権威についても遠回しな言い方をしていますが(8)、領主ヘロデの権威の下に置かれている者が一人のユダヤ人を神あるいは神の使いとして崇める最大限の告白です。人間の権威でさえも発せられた命令はそれを聞いた者によって実現するのであれば、ましてや主がおっしゃったことは必ず実現するのです(ルカ1:45)。
旧約の預言者イザヤを通して主は次のように語られました。「そのように、わたしの口から出るわたしの言葉も/むなしくは、わたしのもとに戻らない。それはわたしの望むことを成し遂げ/わたしが与えた使命を必ず果たす。」(イザヤ55:11)
自らも権威にある身でありながらイエス様の言葉を求めるということは、自身を「兵隊」「部下」かそれより低い者とすることです。長老たちは百人隊長が建てた会堂という目に見える物を評価しましたが、イエス様は「言っておくが、イスラエルの中でさえ、わたしはこれほどの信仰を見たことがない」(9)と御言葉への服従を彼の信仰とされました。
異邦人であっても信仰によって救われることが当初からの主の御旨であることが示されます。行いや実績によるのではなく、御言葉の権威に服した百人隊長の信仰を通して、主は彼の部下をただちにいやしてくださいました(10)。
3.御言葉に対する信仰
御言葉への信仰について、使徒パウロはテサロニケの信徒たちへ宛てた手紙の中で「主の言葉」が「速やかに宣べ伝えられ、あがめられるように」と書き送っています(テサロニケ二3:1)。そして続けて「すべての人に、信仰があるわけではないのです」(同4)と教会の中には御言葉への信仰ではなく他のものに頼っている人たちがいることを指摘します。
ちょうどイエス様が「イスラエルの中でさえ、わたしはこれほどの信仰を見たことがない」と神の民について指摘したように、教会もまたその真価が問われます。先の百人隊長の件に関してマタイによる福音書では、そのやり取りの中で「だが、御国の子らは、外の暗闇に追い出される。そこで泣きわめいて歯ぎしりするだろう」(マタイ8:12)とのイエス様のお言葉を取り上げています。
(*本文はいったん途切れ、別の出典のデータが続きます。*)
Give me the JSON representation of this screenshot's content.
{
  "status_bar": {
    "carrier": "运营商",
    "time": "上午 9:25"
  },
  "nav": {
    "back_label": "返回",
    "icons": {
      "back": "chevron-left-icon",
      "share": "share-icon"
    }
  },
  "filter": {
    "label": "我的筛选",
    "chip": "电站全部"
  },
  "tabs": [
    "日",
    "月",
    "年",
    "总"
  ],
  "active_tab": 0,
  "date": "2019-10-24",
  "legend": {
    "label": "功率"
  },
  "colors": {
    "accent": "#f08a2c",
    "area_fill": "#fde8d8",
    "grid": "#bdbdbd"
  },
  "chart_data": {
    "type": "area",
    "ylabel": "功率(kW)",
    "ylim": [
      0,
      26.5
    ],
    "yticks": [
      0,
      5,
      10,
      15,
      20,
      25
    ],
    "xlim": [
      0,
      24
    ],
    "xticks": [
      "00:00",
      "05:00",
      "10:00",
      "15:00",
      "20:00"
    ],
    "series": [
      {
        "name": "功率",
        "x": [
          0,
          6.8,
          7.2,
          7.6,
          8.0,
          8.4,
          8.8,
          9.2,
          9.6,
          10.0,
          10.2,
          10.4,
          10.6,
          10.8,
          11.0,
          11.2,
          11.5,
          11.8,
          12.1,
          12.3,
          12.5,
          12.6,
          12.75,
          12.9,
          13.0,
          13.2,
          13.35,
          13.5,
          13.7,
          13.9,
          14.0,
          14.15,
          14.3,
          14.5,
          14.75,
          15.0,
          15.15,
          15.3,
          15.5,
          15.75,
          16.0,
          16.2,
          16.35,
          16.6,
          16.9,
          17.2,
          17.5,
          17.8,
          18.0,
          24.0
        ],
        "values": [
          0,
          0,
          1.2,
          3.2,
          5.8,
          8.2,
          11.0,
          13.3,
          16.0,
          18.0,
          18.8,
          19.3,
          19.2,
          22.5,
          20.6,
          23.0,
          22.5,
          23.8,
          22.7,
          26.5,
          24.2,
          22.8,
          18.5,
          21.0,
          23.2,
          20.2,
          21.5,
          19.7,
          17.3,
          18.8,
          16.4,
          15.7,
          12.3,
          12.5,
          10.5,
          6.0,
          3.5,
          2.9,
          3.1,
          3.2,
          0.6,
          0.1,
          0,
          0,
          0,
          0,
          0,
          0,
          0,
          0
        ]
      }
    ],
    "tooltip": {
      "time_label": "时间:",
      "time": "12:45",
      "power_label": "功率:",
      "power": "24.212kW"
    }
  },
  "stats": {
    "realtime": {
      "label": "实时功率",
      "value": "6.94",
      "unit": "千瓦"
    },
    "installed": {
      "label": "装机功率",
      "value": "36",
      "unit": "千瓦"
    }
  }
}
もちろん直接には神の民イスラエルについて述べられたものですが、「命じておいたことをすべて守るように教えなさい」と言われたことにより教会にも向けられています。御国の子らであろうと教会であろうと、信仰が疎かであり御言葉の権威が二の次にされるようなことが起こり得るのだということです。
ですから教会は聖餐において、「だれでも、自分をよく確かめたうえで、そのパンを食べ、その杯から飲むべきです」(コリント一11:28)との吟味を勧告するのです。そして「どうか、主が、あなたがたに神の愛とキリストの忍耐とを深く悟らせてくださるように」とテサロニケの信徒たちのために祈るパウロの言葉をもって、聖霊は私たちをも執り成してくださいます。
<結び>
「あなたの信仰があなたを救った。」(ルカ7:50)
もし百人隊長を主が受け入れたのが長老たちの評価によるものだとすれば、彼らの信仰が百人隊長のそれに優ったことになるでしょう。そうなるとイエス様が「イスラエルの中でさえ、わたしはこれほどの信仰を見たことがない」とおっしゃったことに矛盾します。
行いや実績によってイエス様に従おうとするならば、私たちはどれほど多くの奇跡を行わなければならないでしょう。しかし主イエスご自身が信仰の完成者として、荒れ野の40日から始まり十字架に至るまで御言葉に従って歩んでくださったのです。
主の昇天日を覚えつつ、信仰に報いる主の御前を歩ませていただきましょう。